La critica della Cei: «La sentenza è frutto di bieco Illuminismo».
Secondo Monsignor Diego Coletti, vescovo di Como e presidente della Commissione episcopale per l'educazione cattolica, la sentenza non tutela, bensì danneggia la laicità dello Stato. Escluso, però, che la Cei faccia ricorso. Ai microfoni di Radio Vaticana Coletti ha detto che «se per laicità si intende l'esclusione dall'orizzonte culturale, formativo, civile di ogni identità, vuol dire che si è proprio nel più bieco e negativo risvolto dell'Illuminismo, che prevede che la pace sociale sia garantita dalla cancellazione delle diversità delle identità. Mentre io credo che uno Stato sanamente laico debba preoccuparsi di far emergere e di rispettare, di mettere in rete casomai e di far crescere tutte le identità, soprattutto quelle di alto profilo etico e culturale». «Ci sarà da chiedersi - afferma Coletti - come mai su una questione così delicata, la competenza venga data ad un Tribunale amministrativo regionale». Ma un eventuale ricorso, ha concluso, non spetta alla Cei, bensì ai cittadini italiani e allo stesso ministero dell'Istruzione.

Le motivazioni del Tar.
I ricorsi accolti dal Tar del Lazio con la sentenza 7076 erano stati presentati da 24 soggetti - studenti supportati da diverse associazioni laiche e confessioni religiose non cattoliche, fra le quali le Chiese Evangeliche, Luterana, Valdese e l'Unione delle comunità ebraiche - per l'annullamento dell'ordinanza dell'allora ministro dell'Istruzione Giuseppe Fioroni per gli esami di Stato 2007/2008.

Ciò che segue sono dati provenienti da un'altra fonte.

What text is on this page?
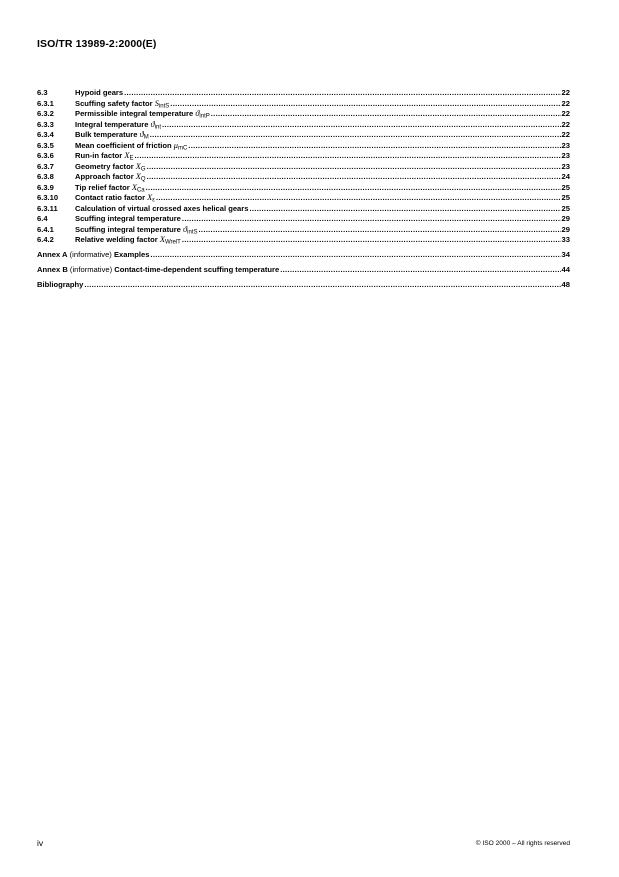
ISO/TR 13989-2:2000(E)
6.3	Hypoid gears .....	22
6.3.1	Scuffing safety factor $S_{intS}$ .....	22
6.3.2	Permissible integral temperature $ϑ_{intP}$ .....	22
6.3.3	Integral temperature $ϑ_{int}$ .....	22
6.3.4	Bulk temperature $ϑ_M$ .....	22
6.3.5	Mean coefficient of friction $\mu_{mC}$ .....	23
6.3.6	Run-in factor $X_E$ .....	23
6.3.7	Geometry factor $X_G$ .....	23
6.3.8	Approach factor $X_Q$ .....	24
6.3.9	Tip relief factor $X_{Ca}$ .....	25
6.3.10	Contact ratio factor $X_\varepsilon$ .....	25
6.3.11	Calculation of virtual crossed axes helical gears .....	25
6.4	Scuffing integral temperature .....	29
6.4.1	Scuffing integral temperature $ϑ_{intS}$ .....	29
6.4.2	Relative welding factor $X_{WrelT}$ .....	33
Annex A (informative) Examples .....	34
Annex B (informative) Contact-time-dependent scuffing temperature .....	44
Bibliography .....	48
iv	© ISO 2000 – All rights reserved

Il Tar ha affermato che «l'attribuzione di un credito formativo ad una scelta di carattere religioso degli studenti e dei loro genitori, quale quella di avvalersi dell'insegnamento della religione cattolica nelle scuole pubbliche, dà luogo ad una precisa forma di discriminazione, dato che lo Stato Italiano non assicura identicamente la possibilità per tutti i cittadini di conseguire un credito formativo nelle proprie confessioni ovvero per chi dichiara di non professare alcuna religione in Etica Morale Pubblica».

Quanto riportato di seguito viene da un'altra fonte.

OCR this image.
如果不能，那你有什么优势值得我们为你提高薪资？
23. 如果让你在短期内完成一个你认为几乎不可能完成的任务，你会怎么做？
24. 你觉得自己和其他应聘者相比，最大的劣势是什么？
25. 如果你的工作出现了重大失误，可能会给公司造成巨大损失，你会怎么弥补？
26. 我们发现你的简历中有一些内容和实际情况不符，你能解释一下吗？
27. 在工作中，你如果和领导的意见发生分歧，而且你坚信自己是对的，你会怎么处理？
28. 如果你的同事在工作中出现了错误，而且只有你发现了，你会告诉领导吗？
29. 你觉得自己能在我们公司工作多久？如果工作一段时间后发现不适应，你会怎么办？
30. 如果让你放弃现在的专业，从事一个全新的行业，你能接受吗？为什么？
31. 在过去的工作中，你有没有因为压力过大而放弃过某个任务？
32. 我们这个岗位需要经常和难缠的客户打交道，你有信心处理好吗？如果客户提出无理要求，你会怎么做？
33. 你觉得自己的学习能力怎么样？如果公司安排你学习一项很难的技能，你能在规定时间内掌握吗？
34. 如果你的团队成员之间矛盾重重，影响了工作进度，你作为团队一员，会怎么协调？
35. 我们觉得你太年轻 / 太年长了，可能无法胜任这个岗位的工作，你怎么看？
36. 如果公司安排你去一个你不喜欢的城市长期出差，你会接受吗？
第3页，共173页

Secondo il Tar l'interpretazione data dal ministero dell'Istruzione «ha portato all'adozione di una disciplina annuale delle modalità organizzative degli scrutini d'esame, che appare aver generato una violazione dei diritti di libertà religiosa e della libera espressione del pensiero; nonché di libera determinazione degli studenti relativamente all'insegnamento della religione cattolica».

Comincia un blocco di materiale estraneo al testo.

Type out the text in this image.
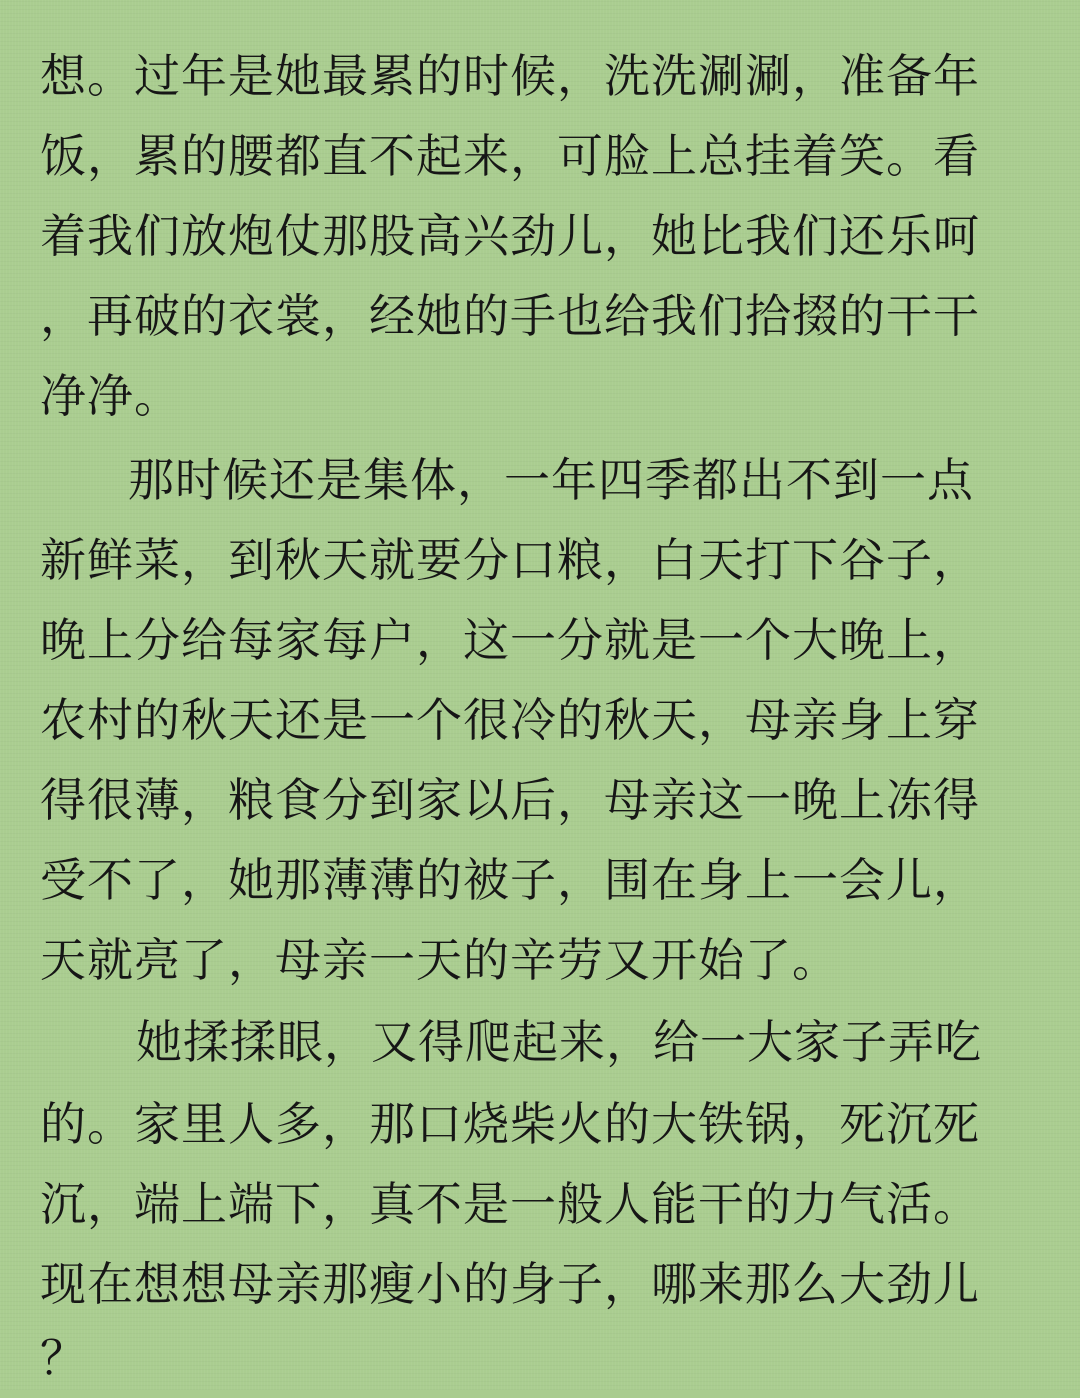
想。过年是她最累的时候，洗洗涮涮，准备年
饭，累的腰都直不起来，可脸上总挂着笑。看
着我们放炮仗那股高兴劲儿，她比我们还乐呵
，再破的衣裳，经她的手也给我们拾掇的干干
净净。
那时候还是集体，一年四季都出不到一点
新鲜菜，到秋天就要分口粮，白天打下谷子，
晚上分给每家每户，这一分就是一个大晚上，
农村的秋天还是一个很冷的秋天，母亲身上穿
得很薄，粮食分到家以后，母亲这一晚上冻得
受不了，她那薄薄的被子，围在身上一会儿，
天就亮了，母亲一天的辛劳又开始了。
她揉揉眼，又得爬起来，给一大家子弄吃
的。家里人多，那口烧柴火的大铁锅，死沉死
沉，端上端下，真不是一般人能干的力气活。
现在想想母亲那瘦小的身子，哪来那么大劲儿
？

Il Tar, dopo aver ricordato il principio della laicità dello Stato, enunciato dalla Corte Costituzionale come «garanzia dello Stato per la salvaguardia della libertà religiosa, in regime di pluralismo confessionale e culturale (C. Cost. n.203/89), ha precisato che «sul piano giuridico, un insegnamento di carattere etico e religioso, strettamente attinente alla fede individuale, non può assolutamente essere oggetto di una valutazione sul piano del profitto scolastico», la scelta di avvalersi o meno dell'insegnamento della religione cattolica deve essere assolutamente libera e in nessun modo condizionata.